From governments to schools, everyone is talking about how to improve people's
physical health through exercise and better nutrition.
Given this concern, it is clear that personal trainers have an important
role to play in keeping the nation healthy. They guide people in improving
their fitness levels.
Properly educated personal trainers, "assess physical fitness, provide
general lifestyle counseling, and act as a personal trainer in a health-related
setting," explains Dr. Kirstin Lane, chair of a group promoting exercise physiology.
In short, personal trainers determine how fit (or unfit) their clients
are. They then develop an appropriate exercise program and offer support to
help the clients become more fit.
Most personal trainers work in a gym or fitness facility. Many make themselves
available to work with their client at the client's home, workplace or other
more convenient location. Because of the flexible options, trainers' working
hours vary and can include days, evenings and weekends.
"You typically work when your clients don't. Early mornings and after regular
working hours tend to be busy times," says Neal I. Pire, university-trained
exercise physiologist and owner of his own personal training company in New
The range of working hours and a casual working environment appeals to
both men and women. Personal trainers can work full- or part-time, making
it a good profession for those who have other interests, obligations or responsibilities.
This is also a good profession for those with special needs. In fact, Lane
believes that there is a growing need for these specialized trainers: "As
[our understanding of] the benefits of exercise within special needs populations
becomes more mainstream, those clients are seeking out knowledgeable role
models who understand their unique situation."
Other trends affecting personal training include:
An aging population: Older people are concerned about aging and
how it will affect their health.
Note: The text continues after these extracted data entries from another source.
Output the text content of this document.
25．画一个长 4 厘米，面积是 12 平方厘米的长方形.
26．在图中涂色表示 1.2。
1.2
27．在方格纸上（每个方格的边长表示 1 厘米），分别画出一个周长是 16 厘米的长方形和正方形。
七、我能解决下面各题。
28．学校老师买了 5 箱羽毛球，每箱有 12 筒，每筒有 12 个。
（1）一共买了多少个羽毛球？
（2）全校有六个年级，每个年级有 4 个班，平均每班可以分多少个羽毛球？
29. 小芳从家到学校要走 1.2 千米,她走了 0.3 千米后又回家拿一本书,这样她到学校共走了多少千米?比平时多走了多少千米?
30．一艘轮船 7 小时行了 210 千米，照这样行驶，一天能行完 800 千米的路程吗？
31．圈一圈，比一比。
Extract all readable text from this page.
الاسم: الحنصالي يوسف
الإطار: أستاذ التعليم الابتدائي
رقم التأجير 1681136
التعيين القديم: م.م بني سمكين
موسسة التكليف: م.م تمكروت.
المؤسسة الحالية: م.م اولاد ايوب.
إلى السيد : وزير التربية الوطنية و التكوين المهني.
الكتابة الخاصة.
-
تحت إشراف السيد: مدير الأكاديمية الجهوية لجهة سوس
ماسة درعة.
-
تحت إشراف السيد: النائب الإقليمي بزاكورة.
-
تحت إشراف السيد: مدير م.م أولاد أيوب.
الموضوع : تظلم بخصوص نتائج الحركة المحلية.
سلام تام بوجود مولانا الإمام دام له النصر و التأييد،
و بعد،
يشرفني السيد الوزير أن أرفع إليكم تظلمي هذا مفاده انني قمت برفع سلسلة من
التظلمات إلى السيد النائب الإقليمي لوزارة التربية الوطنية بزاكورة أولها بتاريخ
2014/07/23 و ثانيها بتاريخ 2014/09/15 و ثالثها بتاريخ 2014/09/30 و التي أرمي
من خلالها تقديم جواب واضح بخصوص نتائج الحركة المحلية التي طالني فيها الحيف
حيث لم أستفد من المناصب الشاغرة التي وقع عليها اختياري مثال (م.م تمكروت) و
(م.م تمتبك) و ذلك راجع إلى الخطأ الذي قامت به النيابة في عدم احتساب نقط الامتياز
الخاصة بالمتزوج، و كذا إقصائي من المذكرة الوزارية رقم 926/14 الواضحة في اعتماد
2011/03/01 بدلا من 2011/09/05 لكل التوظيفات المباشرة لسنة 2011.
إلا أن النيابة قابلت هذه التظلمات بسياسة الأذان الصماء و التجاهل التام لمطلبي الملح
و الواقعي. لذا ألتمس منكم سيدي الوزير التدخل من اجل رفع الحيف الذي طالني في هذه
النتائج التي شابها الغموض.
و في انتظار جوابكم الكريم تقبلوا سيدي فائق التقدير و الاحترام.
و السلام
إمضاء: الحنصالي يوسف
They want trainers to help them reduce their
risk of chronic disease.
The rising rate of obesity and associated health problems: Personal
trainers play an important role in the battle against obesity by motivating
individuals to achieve fitness goals.
Increased focus on preventive medical alternatives: As diseases
associated with obesity rise, the focus begins to turn to either preventing
obesity or correcting the condition.
Greater support for personal trainers from the mainstream medical community:
Better understanding of medical complications caused by inactivity and obesity
means that more doctors are seeing the value of personal trainers for their
patients who need more guidance to lose weight and/or improve their fitness
More funding from insurance companies: It may not be obvious, but
even insurance companies are playing a role in the future of personal training.
Some company benefit plans now accept fitness-oriented claims for things like
gym memberships and personal training expenses.